If the various vox pops taken around the world are anything to go by, people have little or no idea about the size of the threat posed by the arsenals held by the nuclear nations. They seem oblivious to the fact that the United States, Russia, Britain, France, China, Israel, India, Pakistan and possibly North Korea all have the power to launch missiles or that several attempts have already been made by rogue states and terrorist organisations to steal warheads from surprisingly poorly guarded silos (particularly in the former Soviet Union). Fewer still appear aware that the apocalypse has only been narrowly averted on a handful of occasions, including instances when a training tape was mistaken for a full alert at a US base, when a malfunctioning $1 computer chip caused a scramble during the Carter era and when Boris Yeltsin alone responded calmly in Moscow to news of a 1995 rocket launch near Norway that was actually a pre-arranged mission to study the aurora borealis.

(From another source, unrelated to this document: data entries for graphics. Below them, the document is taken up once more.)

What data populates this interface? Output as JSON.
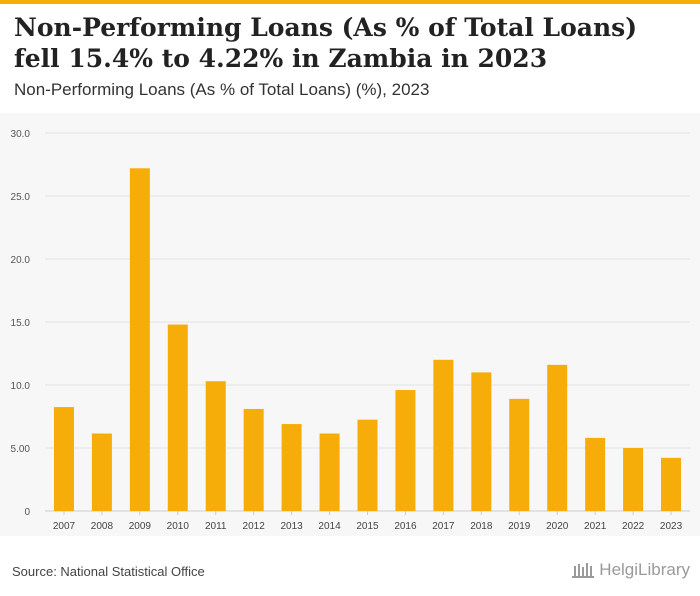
{
  "header": {
    "title": "Non-Performing Loans (As % of Total Loans) fell 15.4% to 4.22% in Zambia in 2023",
    "subtitle": "Non-Performing Loans (As % of Total Loans) (%), 2023"
  },
  "footer": {
    "source": "Source: National Statistical Office",
    "logo_text": "HelgiLibrary"
  },
  "colors": {
    "bar": "#f6ad0a",
    "accent": "#f6ad0a",
    "grid": "#e3e3e3"
  },
  "chart_data": {
    "type": "bar",
    "title": "Non-Performing Loans (As % of Total Loans) fell 15.4% to 4.22% in Zambia in 2023",
    "subtitle": "Non-Performing Loans (As % of Total Loans) (%), 2023",
    "xlabel": "",
    "ylabel": "",
    "ylim": [
      0,
      30
    ],
    "yticks": [
      0,
      5,
      10,
      15,
      20,
      25,
      30
    ],
    "ytick_labels": [
      "0",
      "5.00",
      "10.0",
      "15.0",
      "20.0",
      "25.0",
      "30.0"
    ],
    "grid": true,
    "categories": [
      "2007",
      "2008",
      "2009",
      "2010",
      "2011",
      "2012",
      "2013",
      "2014",
      "2015",
      "2016",
      "2017",
      "2018",
      "2019",
      "2020",
      "2021",
      "2022",
      "2023"
    ],
    "values": [
      8.25,
      6.15,
      27.2,
      14.8,
      10.3,
      8.1,
      6.9,
      6.15,
      7.25,
      9.6,
      12.0,
      11.0,
      8.9,
      11.6,
      5.8,
      5.0,
      4.22
    ]
  }
}
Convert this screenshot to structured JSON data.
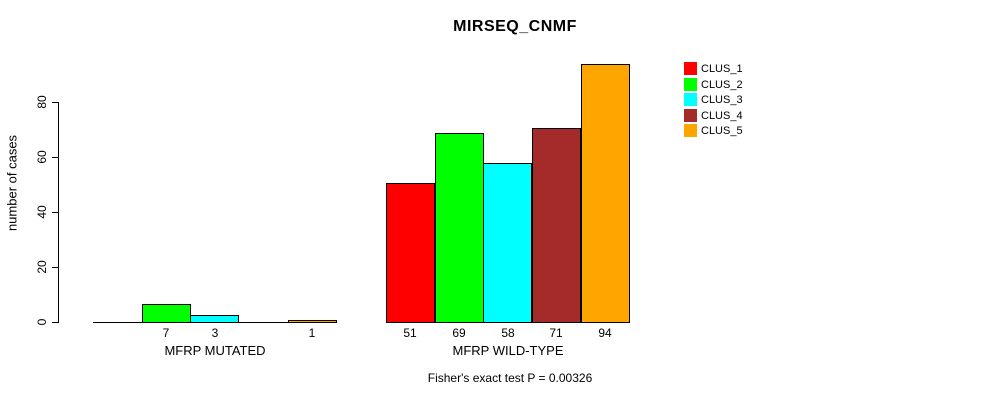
{
  "chart_data": {
    "type": "bar",
    "title": "MIRSEQ_CNMF",
    "ylabel": "number of cases",
    "xlabel": "",
    "footnote": "Fisher's exact test P = 0.00326",
    "categories": [
      "MFRP MUTATED",
      "MFRP WILD-TYPE"
    ],
    "yticks": [
      0,
      20,
      40,
      60,
      80
    ],
    "ylim": [
      0,
      100
    ],
    "grid": false,
    "legend_position": "top-right",
    "axis_color": "#000000",
    "bar_border_color": "#000000",
    "series": [
      {
        "name": "CLUS_1",
        "color": "#FF0000",
        "values": [
          0,
          51
        ]
      },
      {
        "name": "CLUS_2",
        "color": "#00FF00",
        "values": [
          7,
          69
        ]
      },
      {
        "name": "CLUS_3",
        "color": "#00FFFF",
        "values": [
          3,
          58
        ]
      },
      {
        "name": "CLUS_4",
        "color": "#A52A2A",
        "values": [
          0,
          71
        ]
      },
      {
        "name": "CLUS_5",
        "color": "#FFA500",
        "values": [
          1,
          94
        ]
      }
    ],
    "value_labels": [
      [
        "",
        "7",
        "3",
        "",
        "1"
      ],
      [
        "51",
        "69",
        "58",
        "71",
        "94"
      ]
    ]
  }
}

In addition to numerous academics, activists and experts, Walker also corrals such luminaries as Jimmy Carter, Robert McNamara, Zbigniew Brezinski, James Baker, Richard Burt, Valerie Plame Wilson, Bruce Blair, Mikhail Gorbachev, Tony Blair, Pervez Musharraf and FW De Klerk to discuss their own nuclear experiences and the terrifying ease with which a calamity could occur. She also recalls the roles played in the arms race by scientists Robert Oppenheimer and AQ Khan and reveals the shocking fact that many of the component parts needed to assemble a crude bomb to add to the 23,000 currently held in international stockpiles can be obtained via the internet.

Unsurprisingly, this makes for alarming viewing and Walker reinforces the stark warnings given by her uniquely well-informed contributors with grim test footage and graphics outlining the damage that devices could do to the world's major cities. Yet, one can't help worrying that even if these arresting arguments impress those with their fingers over the red button, they will hold far less sway with Al Qaeda and other opponents of the existing world order, who know they could wreak more havoc than a million 9/11s with just one detonation.